31 Ekim 2007

Sevgi

Rahip mezarlıktaki işini bitirmek üzereydi . O anda elli yıllık karısını kaybeden 78 yaşındaki adam : ' Onu ne kadar çok sevdim .' diyerek çığlık çığlığa ağlamaya başlamıştı . Yaşlı adamın yaşlı sesi törenin asil sessizliğini bozmuştu . Mezar başındaki diğer aile bireyleri ve dostlar şok olmuslardı , utanç içindeydiler . Yetişkin çocukları alı al moru mor babalarını yatıştırmaya çalıştılar : 'Tamam , baba . Seni anlıyoruz .' Yaşlı adam gözlerini dikmiş kazılan mezara yavaş yavaş inen tabuta bakıyordu ...

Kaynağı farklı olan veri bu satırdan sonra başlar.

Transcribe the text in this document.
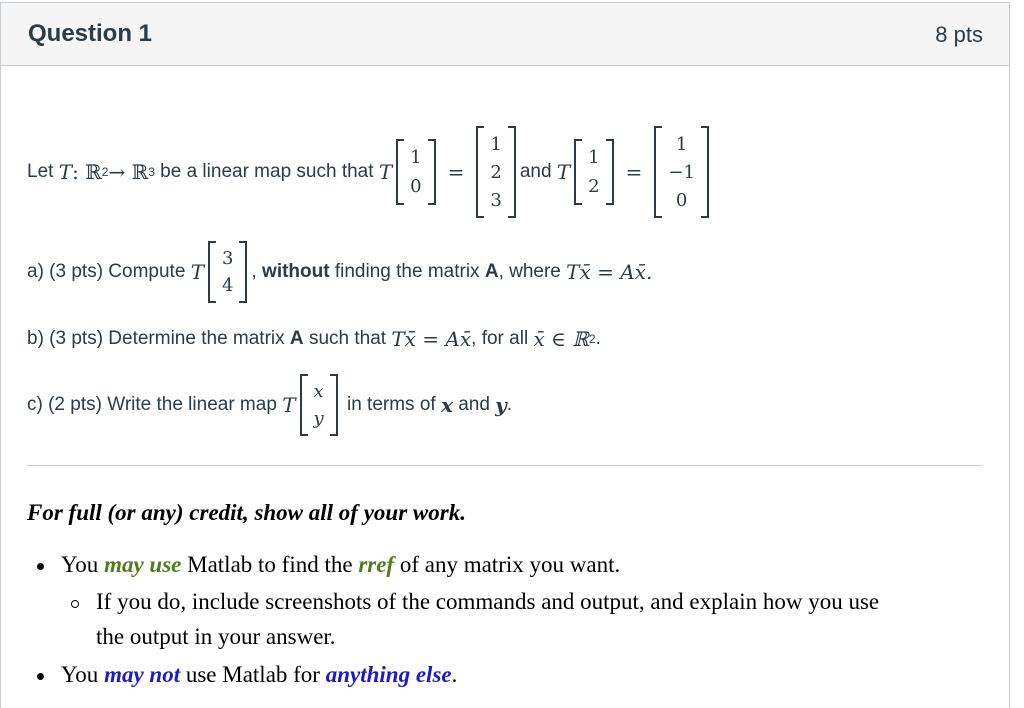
Question 1	8 pts
Let
T : ℝ 2 → ℝ 3
be a linear map such that
T
1
0
=
1
2
3
and
T
1
2
=
1
−1
0
a) (3 pts) Compute
T
3
4
,
without
finding the matrix
A , where
Tx̄ = Ax̄.
b) (3 pts) Determine the matrix
A
such that
Tx̄ = Ax̄ , for all
x̄ ∈ ℝ 2 .
c) (2 pts) Write the linear map
T
x
y

in terms of
x
and
y .
For full (or any) credit, show all of your work.
You may use Matlab to find the rref of any matrix you want.
If you do, include screenshots of the commands and output, and explain how you use
the output in your answer.
You may not use Matlab for anything else.
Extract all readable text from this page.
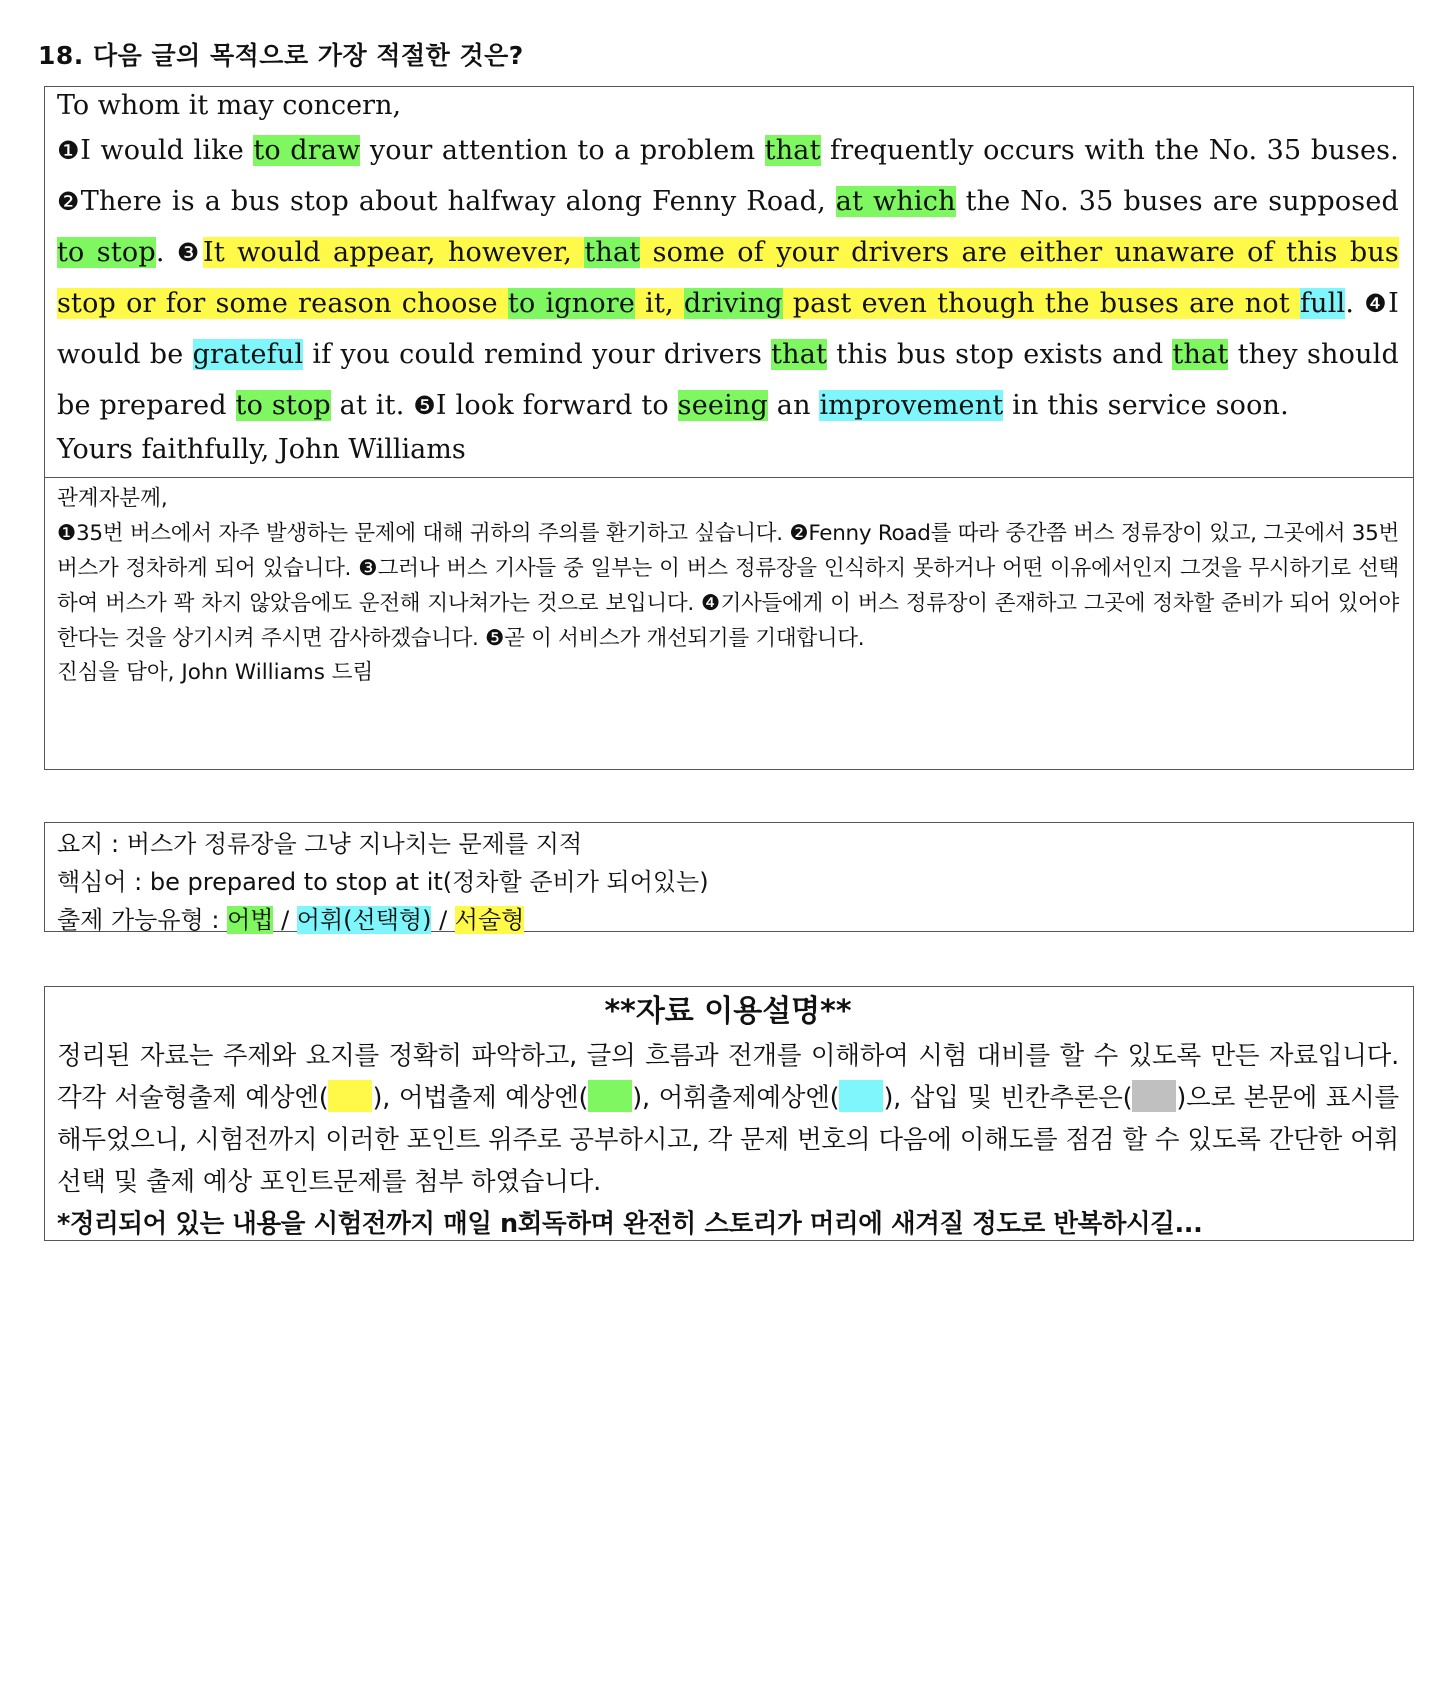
18. 다음 글의 목적으로 가장 적절한 것은?
To whom it may concern,
❶I would like to draw your attention to a problem that frequently occurs with the No. 35 buses. ❷There is a bus stop about halfway along Fenny Road, at which the No. 35 buses are supposed to stop. ❸It would appear, however, that some of your drivers are either unaware of this bus stop or for some reason choose to ignore it, driving past even though the buses are not full. ❹I would be grateful if you could remind your drivers that this bus stop exists and that they should be prepared to stop at it. ❺I look forward to seeing an improvement in this service soon.
Yours faithfully, John Williams
관계자분께,
❶35번 버스에서 자주 발생하는 문제에 대해 귀하의 주의를 환기하고 싶습니다. ❷Fenny Road를 따라 중간쯤 버스 정류장이 있고, 그곳에서 35번 버스가 정차하게 되어 있습니다. ❸그러나 버스 기사들 중 일부는 이 버스 정류장을 인식하지 못하거나 어떤 이유에서인지 그것을 무시하기로 선택하여 버스가 꽉 차지 않았음에도 운전해 지나쳐가는 것으로 보입니다. ❹기사들에게 이 버스 정류장이 존재하고 그곳에 정차할 준비가 되어 있어야 한다는 것을 상기시켜 주시면 감사하겠습니다. ❺곧 이 서비스가 개선되기를 기대합니다.
진심을 담아, John Williams 드림
요지 : 버스가 정류장을 그냥 지나치는 문제를 지적
핵심어 : be prepared to stop at it(정차할 준비가 되어있는)
출제 가능유형 : 어법 / 어휘(선택형) / 서술형
**자료 이용설명**
정리된 자료는 주제와 요지를 정확히 파악하고, 글의 흐름과 전개를 이해하여 시험 대비를 할 수 있도록 만든 자료입니다. 각각 서술형출제 예상엔( ), 어법출제 예상엔( ), 어휘출제예상엔( ), 삽입 및 빈칸추론은( )으로 본문에 표시를 해두었으니, 시험전까지 이러한 포인트 위주로 공부하시고, 각 문제 번호의 다음에 이해도를 점검 할 수 있도록 간단한 어휘선택 및 출제 예상 포인트문제를 첨부 하였습니다.
*정리되어 있는 내용을 시험전까지 매일 n회독하며 완전히 스토리가 머리에 새겨질 정도로 반복하시길...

Rahip törene devam etti . Törenin sonunda , aile bireylerini ölüm töreninin kapanışı olarak tabutun üstüne toprak atmaya çağırdı . Yaşlı adam hariç hepsi sırayla toprak attılar . Yaşlı adam hala : 'Onu ne kadar çok sevdim' diye sesli sesli konuşuyordu . Kızı ve iki oğlu konuşmasını engellemek istediler , ama o devam etti , 'Onu sevmiştim !'

Kalabalık mezarlığı terk etmeye hazırlanırken , yaşlı adam gitmemekte direniyordu . Gözlerini mezara dikmiş bakıyordu . Rahip yaklaştı : 'Kendinizi nasıl hissettiğinizi biliyorum , ama gitme zamanı geldi . Buradan ayrılmalı ve kendimizi hayatın akışına bırakmalıyız .' dedi . Yaşlı adam çaresizlik içinde bir kez daha 'Onu ne kadar çok sevdim .'diyerek söylendi . 'Beni anlamıyorsunuz ,' dedi rahibe 'ama ben bunu ona sadece bir kere söyleyebildim .'

Zil çalmadığı sürece zil değildir .

Şarkı söylenmediği sürece şarkı değildir .

Sevgi gönlümüzde tutsak olsun diye yaratılmamıştır .

Sevgi insanlara verdiğiniz sürece sevgidir ...

--
GÜLÜŞLERİNİZ GÖZLERİNİZE IŞIK OLSUN.